First-time investors should invest in what they know, avoid making emotional decisions when investing, and invest for the long term.
This is advice from Chantal Marx, investment research head at FNB Wealth & Investments.
“Investing for the first time can be daunting – particularly when building your own portfolio by buying and selling company shares,” Marx said.
“Investing in the stock market is a ‘zero-sum’ game, meaning that for every winner, there is a loser.”
While it is inevitable that investors will pick the wrong stocks at some point in their investment journey, Marx said there are some strategies investors can use to minimise their losses.
She gave eight pieces of advice for investors at the beginning of their investment journeys to help them maximise their returns while minimising risk.
Invest in what you know
Considering that opportunities are available on the JSE and the opportunity to buy stocks internationally, it is important to limit your focus to countries, companies, and industries you know.
It is not to say that every company you know will be a good investment – but it is a good starting point to build your research.
You can also use ‘invest in what you know’ to eliminate certain stocks from your watchlist or perhaps sell them if you are already invested.
Beware of the “next big thing”
By the time the average investor gets tipped on a stock by their brother, dentist, or hairstylist, the smart money has already come and gone.
The “next big thing” has probably already been bid far beyond fair value and could even be in bubble territory if everyone is talking about it.
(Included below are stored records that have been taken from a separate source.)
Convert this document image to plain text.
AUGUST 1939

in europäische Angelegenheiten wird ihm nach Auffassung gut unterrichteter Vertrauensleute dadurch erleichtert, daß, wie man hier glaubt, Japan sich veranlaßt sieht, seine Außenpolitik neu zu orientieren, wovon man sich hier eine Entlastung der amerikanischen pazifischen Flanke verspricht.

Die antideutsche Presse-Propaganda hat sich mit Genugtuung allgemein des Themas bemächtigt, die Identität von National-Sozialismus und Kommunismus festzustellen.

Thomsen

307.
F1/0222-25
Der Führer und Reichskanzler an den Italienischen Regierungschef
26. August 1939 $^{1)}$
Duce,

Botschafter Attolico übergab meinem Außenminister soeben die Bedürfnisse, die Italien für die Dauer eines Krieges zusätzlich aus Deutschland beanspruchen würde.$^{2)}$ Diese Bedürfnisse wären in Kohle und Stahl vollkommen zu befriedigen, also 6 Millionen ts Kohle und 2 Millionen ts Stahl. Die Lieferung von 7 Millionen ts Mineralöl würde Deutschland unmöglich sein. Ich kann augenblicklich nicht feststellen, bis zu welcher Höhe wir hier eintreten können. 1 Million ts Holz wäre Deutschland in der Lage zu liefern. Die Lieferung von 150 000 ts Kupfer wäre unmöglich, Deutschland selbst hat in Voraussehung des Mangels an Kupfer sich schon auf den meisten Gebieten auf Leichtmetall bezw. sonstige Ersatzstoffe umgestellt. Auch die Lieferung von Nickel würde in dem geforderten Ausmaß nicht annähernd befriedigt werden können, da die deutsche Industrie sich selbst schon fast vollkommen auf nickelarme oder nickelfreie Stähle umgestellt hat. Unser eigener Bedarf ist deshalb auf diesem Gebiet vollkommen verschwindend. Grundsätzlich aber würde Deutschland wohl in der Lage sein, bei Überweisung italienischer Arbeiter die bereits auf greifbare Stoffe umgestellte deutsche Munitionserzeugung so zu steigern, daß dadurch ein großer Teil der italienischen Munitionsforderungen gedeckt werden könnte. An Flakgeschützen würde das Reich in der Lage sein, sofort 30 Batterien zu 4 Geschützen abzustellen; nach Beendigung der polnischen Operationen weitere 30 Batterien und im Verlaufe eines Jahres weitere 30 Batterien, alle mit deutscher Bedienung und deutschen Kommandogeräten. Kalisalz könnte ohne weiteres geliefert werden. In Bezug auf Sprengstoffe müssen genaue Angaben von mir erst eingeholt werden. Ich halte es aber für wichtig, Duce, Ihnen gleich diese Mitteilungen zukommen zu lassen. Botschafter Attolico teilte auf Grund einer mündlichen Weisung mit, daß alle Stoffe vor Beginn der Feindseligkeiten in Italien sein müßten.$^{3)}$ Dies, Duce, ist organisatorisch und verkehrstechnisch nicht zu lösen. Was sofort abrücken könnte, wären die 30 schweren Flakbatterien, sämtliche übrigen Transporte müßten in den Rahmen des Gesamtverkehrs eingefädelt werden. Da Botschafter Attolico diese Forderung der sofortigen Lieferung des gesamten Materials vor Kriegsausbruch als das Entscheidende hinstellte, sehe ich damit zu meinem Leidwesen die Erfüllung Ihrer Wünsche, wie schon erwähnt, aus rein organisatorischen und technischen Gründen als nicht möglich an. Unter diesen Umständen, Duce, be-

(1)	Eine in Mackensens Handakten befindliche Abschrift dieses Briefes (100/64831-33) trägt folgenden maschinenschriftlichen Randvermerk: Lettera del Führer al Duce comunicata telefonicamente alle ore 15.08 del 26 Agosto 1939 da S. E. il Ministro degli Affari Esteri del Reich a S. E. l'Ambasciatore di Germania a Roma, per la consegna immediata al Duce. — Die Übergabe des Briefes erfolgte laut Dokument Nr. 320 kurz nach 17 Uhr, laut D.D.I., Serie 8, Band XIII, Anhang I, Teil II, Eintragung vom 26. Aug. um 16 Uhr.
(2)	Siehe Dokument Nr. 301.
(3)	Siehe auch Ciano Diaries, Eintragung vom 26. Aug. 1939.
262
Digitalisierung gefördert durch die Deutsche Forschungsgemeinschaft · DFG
You may feel like you are missing out at first, but you will more often than not be very happy that you did not get swept up in the euphoria.
Price matters – it comes down to the fundamentals
Once you have identified stocks you would like to invest in, it is important to check if the company is in good financial standing and if the stock price is not too high.
While company analysis can get very complex – there are a few things you can check to find comfort in the investment:
Revenue: Is revenue growing, and will it grow in the future?
Profitability: Is the company profitable? Are the company’s margins improving or deteriorating?
Cash flow: Do profits translate into cash flow? A good measure here is to look at EBITDA compared to cash flow from operations – they should match up.
Debt: Does the company have a lot of debt relative to its size? Professional investors often look at the net debt to equity” and “net debt to EBITDA” ratios to determine the financial health of the company.
Valuation: While not a perfect science – a company’s price-to-earnings or price-to-book ratio can give you insight into how a company is currently being valued.
Try not to get emotionally involved
Humans are inevitably governed by their emotions, which becomes an even bigger issue when dealing with money.
Some emotional biases in investing include loss aversion, overconfidence bias, and regret aversion, which go hand-in-hand with FOMO.
Knowing that these biases exist and that you are more than likely to exhibit some of them is the first step in righting our mistakes and avoiding similar wrong turns in future.
Other tactics include ruthlessly sticking to your strategy and researching what you want to buy and what you hold.
Decide how long you want to stay invested
If you are investing for the long term, it is important not to look at short-term fluctuations.
Equities are volatile in nature, and by following the price of your stocks too closely – you could get overwhelmed and make an incorrect investment decision without conducting your due diligence.
Decide when and why you would sell
If you are investing for the long term, you still need an exit strategy. While you won’t necessarily have a “profit target” or “stop-loss” in place, you need to decide in what set of circumstances you would sell the investment.
It could be that during your regular review of your holdings, you find that the fundamentals have deteriorated, or you have identified other opportunities that potentially offer more upside.
Don’t hold the stock simply because it has done well for you in the past.
Contribute to your trading account regularly
Like what you would do for retirement savings or your TFSA, having a regular debit order run to your stockbroking account is a good way to ensure you consistently build your portfolio.
The opportunities may not be there immediately, but it is always good to have cash available in your trading account to deploy when they arrive.
Having cash in your trading account will also force you to reassess your holdings and allocate more funds where the prospects are solid or build up your cash balance further.
Diversify but do not overdo it
“Don’t put all your eggs in one basket” is one of the most important investment principles for professional and retail investors.
By diversifying your holdings across several companies, sectors, and geographies, you can reduce your portfolio risk dramatically.
However, the benefit of diversification begins to fade when you invest in too many stocks, and your portfolio begins behaving like a market ETF.
Most experts recommend that a portfolio has at least 20 stocks and no more than 30 to get a good balance of managing risk without sacrificing return unnecessarily.